— Ваша милость!
Она вздрогнула; яркий румянец покрыл ее бледные щеки и разлился даже по мраморному лбу и красивой шее.
— Вы любите короля?
— Ваша милость… отец мой.
Она в смущении обращалась попеременно то к одному, то к другому из ее собеседников.
— Любить вовсе не стыдно, дочь моя. Стыдно только поддаваться любви. Повторяю, вы любите короля?
— Но никогда не говорила ему этого, — пробормотала она.
— И никогда не скажете?
— Пусть прежде отсохнет мой язык.
— Но подумайте, дочь моя. Такая любовь в душе, подобной вашей, — дар неба, ниспосланный с какой-нибудь мудрой целью. Человеческая любовь слишком часто бывает сорной травой, портящей почву, на которой она произрастает, но в данном случае это прелестный цветок, благоухающий смирением и добродетелью.
— Увы! Я старалась вырвать его из моего сердца.
— Нет, напротив, стремитесь укрепить корни цветка в вашем сердце. Если бы король встретил с вашей стороны немного нежности, какой-нибудь знак того, что его привязанность находит отклик в вашей душе, может быть, вам удалось бы осуществить честолюбивые мечты, и Людовик, подкрепленный близостью к вашей благородной натуре, мог бы пребывать в духе церкви, а не только формально числиться в ее рядах. Все это могло бы вырасти из любви, скрываемой вами, словно носящей на себе печать позора.
Г-жа де Ментенон даже привстала со своего места и глядела то на прелата, то на духовника глазами, в глубине которых светился затаенный ужас.
— Может ли быть, что я правильно поняла вас, — задыхаясь, проговорила она. — Какой смысл скрывается за этими словами? Не можете же вы советовать мне…
Иезуит встал, выпрямившись перед ней во весь рост.
— Дочь моя, мы никогда не даем совета, недостойного нашего сана. Мы имеем в виду интересы святой церкви, а они требуют вашего замужества с королем.
— Замуж за короля?! — Все в комнате завертелось перед ее расширенными от ужаса глазами. — Выйти замуж за короля?!
— Это лучшая надежда на будущее. Мы видим в вас вторую Жанну д'Арк, спасительницу Франции и ее короля.
Г-жа де Ментенон несколько минут сидела молча. Лицо ее приняло обычный спокойный вид. Но взгляд ее, устремленный на вышивание, был рассеянный.

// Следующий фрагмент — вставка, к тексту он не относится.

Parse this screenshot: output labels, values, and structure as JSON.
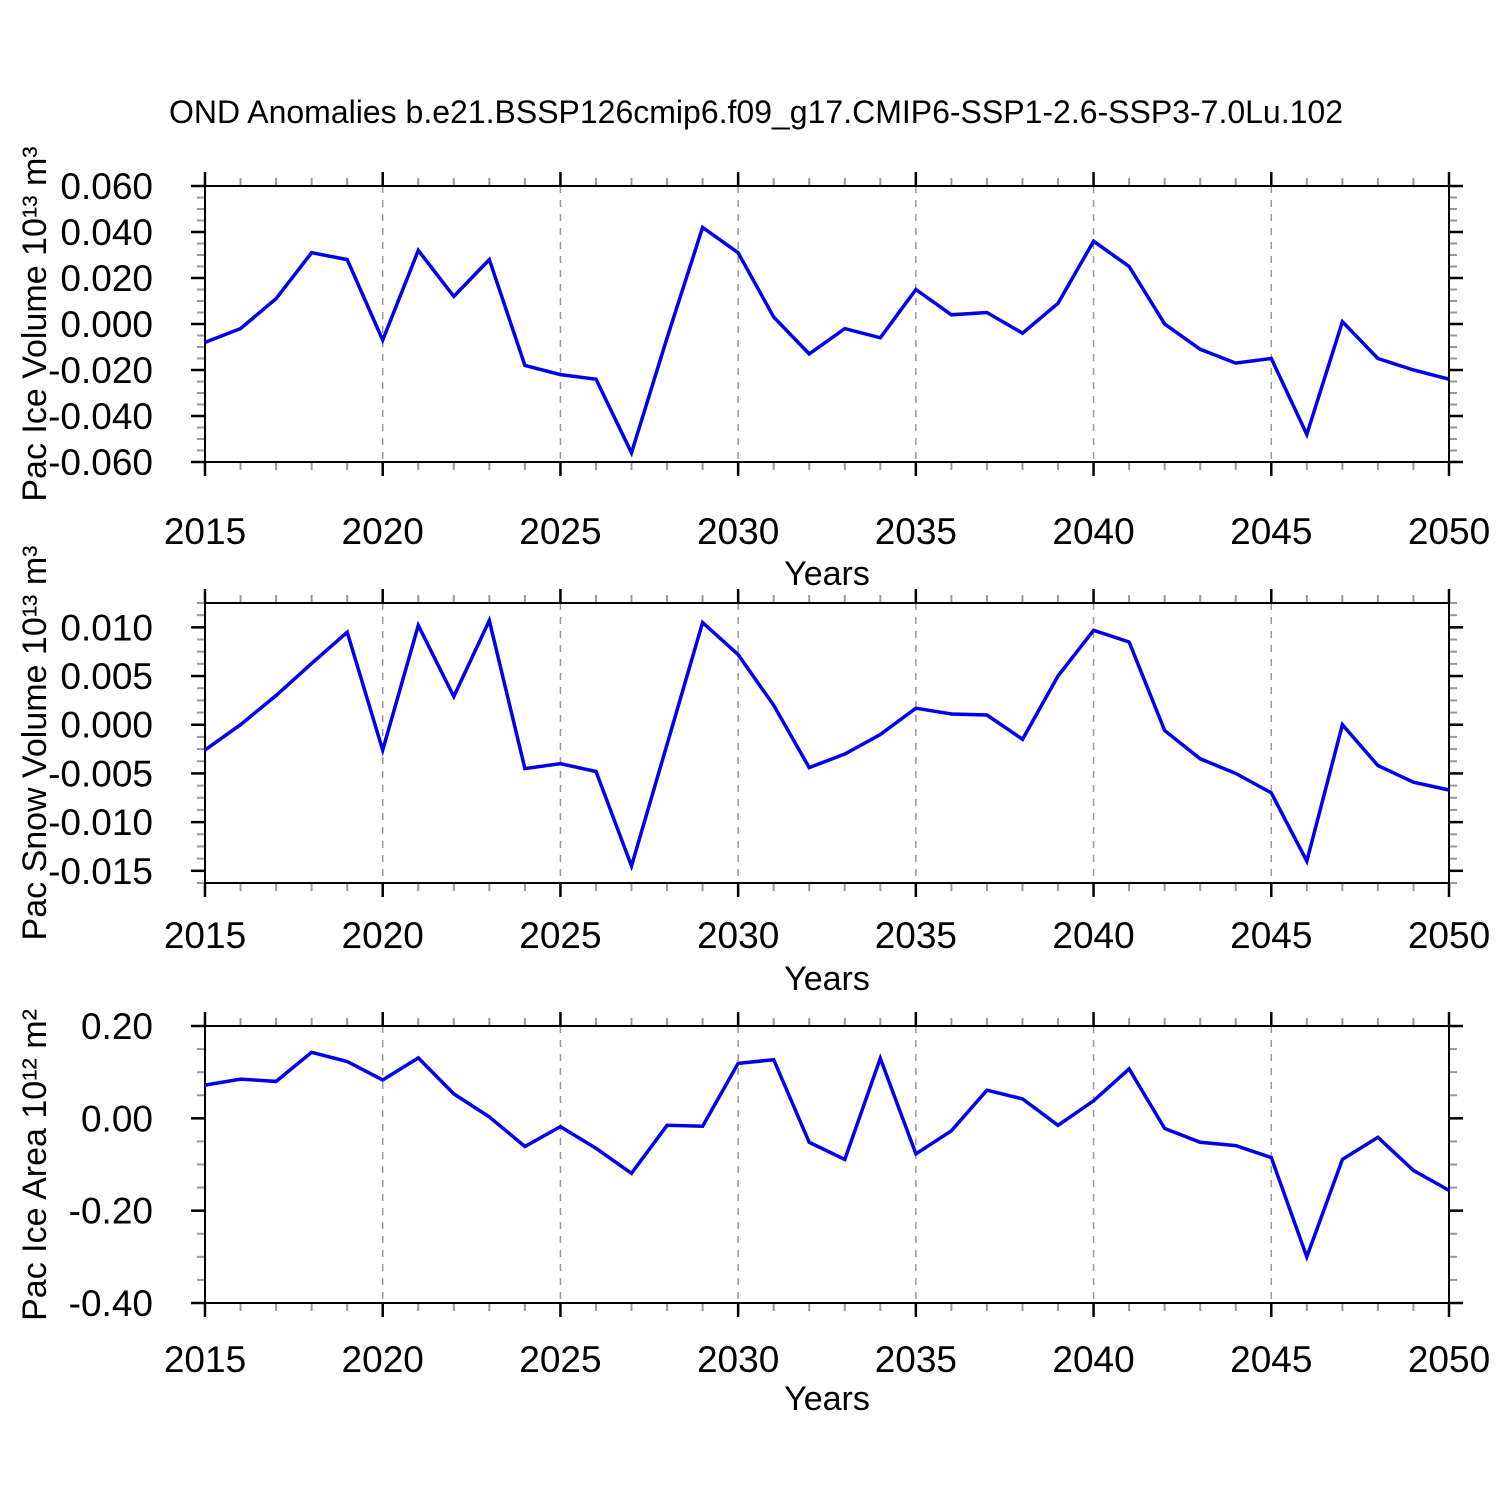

— Но право же… право же, этого не может быть, — наконец проговорила она. — К чему задумывать планы, никогда не осуществимые.
— Почему?
— Кто из королей Франции был женат на своей подданной? Взгляните: каждая из европейских принцесс протягивает ему руку. Королева Франции должна быть особой царской крови, как и последняя покойная королева.
— Все это можно преодолеть.
— А затем интересы государства. Если король намерен жениться, то он должен сделать это ради могущества союза, поддержания дружбы с соседней нацией или, наконец, для приобретения в качестве приданого за невестой какой-либо провинции.
— Вашим приданым, дочь моя, были бы те дары духа и плоти, которыми наградило вас небо. У короля достаточно и денег и владений. Что же касается государства, то чем можно лучше послужить ему, как не уверенностью, что в будущем король будет избавлен от сцен, происходящих нынче в этом дворце?
— О, если бы это действительно было так. Но подумайте, отец мой, об окружающих его: дофине, брате, министрах. Вы знаете, как это не понравится им и как легко этой клике заставить короля изменить его намерения. Нет, нет, это мечта, отец мой; это никогда не может осуществиться.
Лица духовных особ, до сих пор отвергавших ее речь улыбкой и отрицательным жестом, теперь затуманились, как будто де Ментенон действительно коснулась настоящего препятствия.
— Дочь моя, — серьезно проговорил иезуит, — этот вопрос вы должны предоставить церкви. Быть может, и мы имеем некоторое влияние на короля и можем направить его на истинный путь, даже вопреки, если потребуется, желанию его родных. Только будущее может показать, на чьей стороне сила. Но вы? Любовь и долг влекут вас на один и тот же путь, и церковь может всецело положиться на вас.
— До последнего издыхания, отец мой.
— А вы можете рассчитывать на церковь. Она послужит вам, если вы в свою очередь поможете ей.